Daren Commons was raised in Santa Cruz, kayaks avidly, and teaches history in Watsonville. When the San Lorenzo River rises each winter, he grabs his kayak and heads into the mountains to whitewater kayak the San Lorenzo River. Read, in Daren’s own words, what it’s like to navigate the rising river rapids of the winter flows of the river.

“As a kid in Santa Cruz the river was always an invisible thing, crossed quickly, noticed only at the river mouth, making dirty waves, getting shredders sick, it doesn’t seem to offer much to the town. However, I have had the pleasure and privilege to become intimately acquainted to our major waterway. I have paddled it every winter for the last 15 years. The place gets a bad rap, but the San Lorenzo is a lovely, exciting stream that I consider a tarnished jewel of the area.
The Santa Cruz Mountains are a small range, with a short drainage. Clearcutting 100 years ago removed layers of spongy topsoil, which make the water levels spike quickly. In a storm the river gathers up debris (soil, trees, tennis and soccer balls, bottles, pool toys, the occasional hot tub), throws it all downstream, then subsides nearly as fast, making for short windows of play most years. This year has been different. The majority of flotsam has long since flushed out, and the earth is saturated. The San Lorenzo River has been flowing fiercely for months. It feels cleaned out and rejuvenated. Even the fish are coming back.
We start in or below Felton, and float to the edge of town. A shorter stretch is accessible from the train tracks between towns . There are a handful of class three rapids and one class four (the most difficult class is five). The river tumbles down large granite boulders or pinches between bedrock banks, whips around sharp turns and piles up against cliffs. It’s not difficult if you are an expert boater, but unsafe if you are a novice. There are encroaching willows in the wider shallow sections, and trees and branches get jammed in rocks from year to year. It’s a dynamic place. Last year a rockslide above the tracks created a new wave. This year a river-wide logjam has formed that requires a clever work around. A rock has shifted in the “Big One” and another in the “Long One,” changing the way we navigate the rapids in subtle ways. For the handful of local boaters who keep in touch with the river year to year it is a deep pleasure to note the evolution of the stream.

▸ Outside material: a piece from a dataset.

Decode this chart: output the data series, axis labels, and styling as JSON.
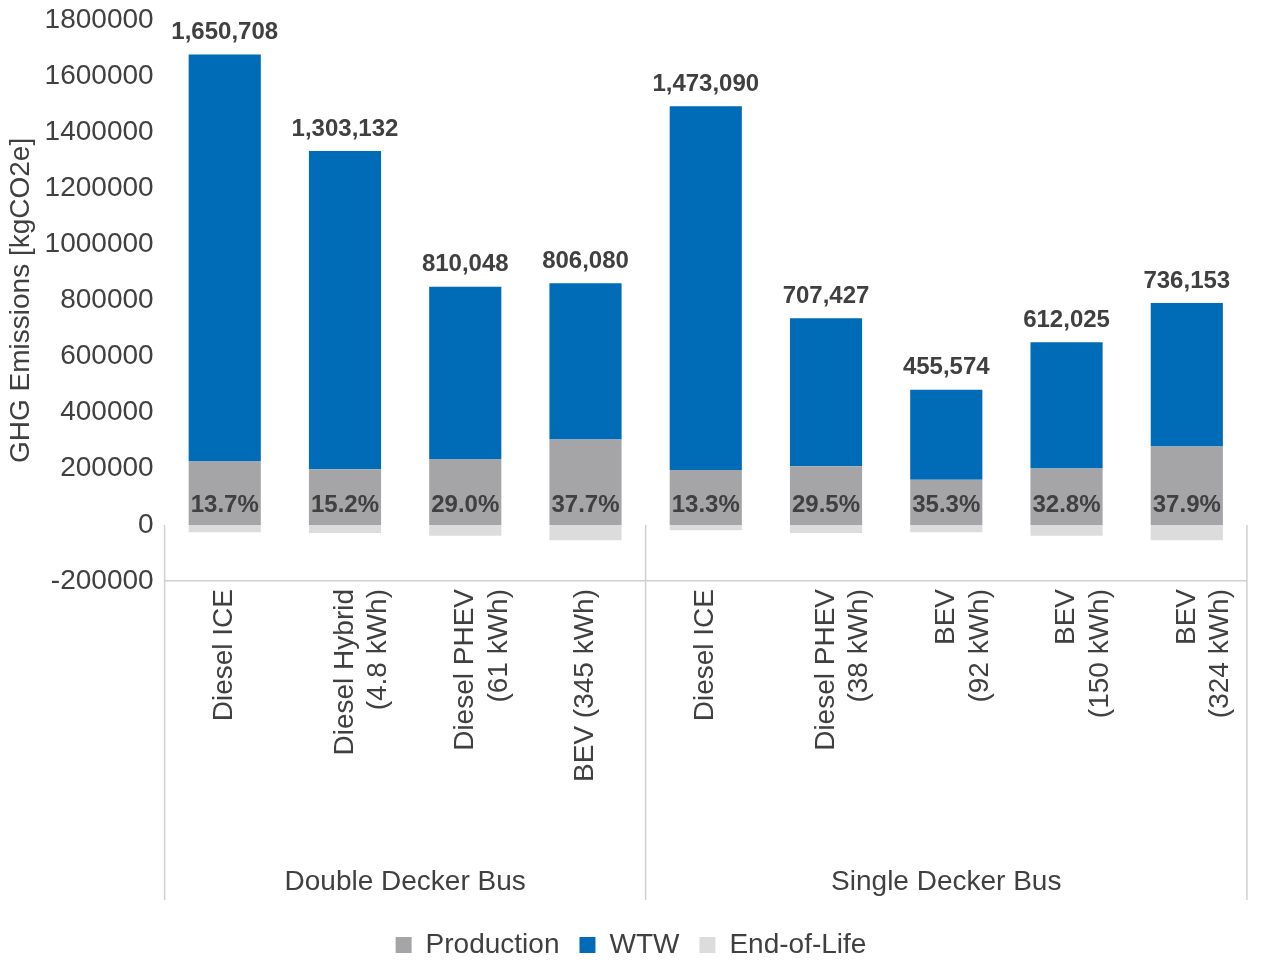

“For the handful of local boaters who keep in touch with the river year to year it is a deep pleasure to note the evolution of the stream.”
Santa Cruz is a busy place, full of people pursuing every fun outdoor activity there is. The waves are surfed, the trails are ridden, but the river is a quiet place, a wilderness 10 minutes from downtown. Sometimes we float in the sunshine, other times through pouring rain, but usually some misty combination of the two. Only a few patient fishermen and occasional walkers and Garden of Eden bathers share the banks of the river. I’ve kayaked whitewater around the world, and the San Lorenzo River is a unique stream, a flawed gem, flowing under the redwoods, through a seam of granite (this creates all the best rapids), and out to sea in under ten miles . There have been days when I have surfed, mountain biked and kayaked the San Lo all in the same day. There are few places in the world where that is possible (South Island of New Zealand, British Columbia perhaps). Here is a place where I’ll see few homes and fewer people, but many Merganser geese and maybe a great blue Heron. I can immerse myself in the ebb and flow of the climate, the stop start tumble of erosion, the life cycles of the watershed.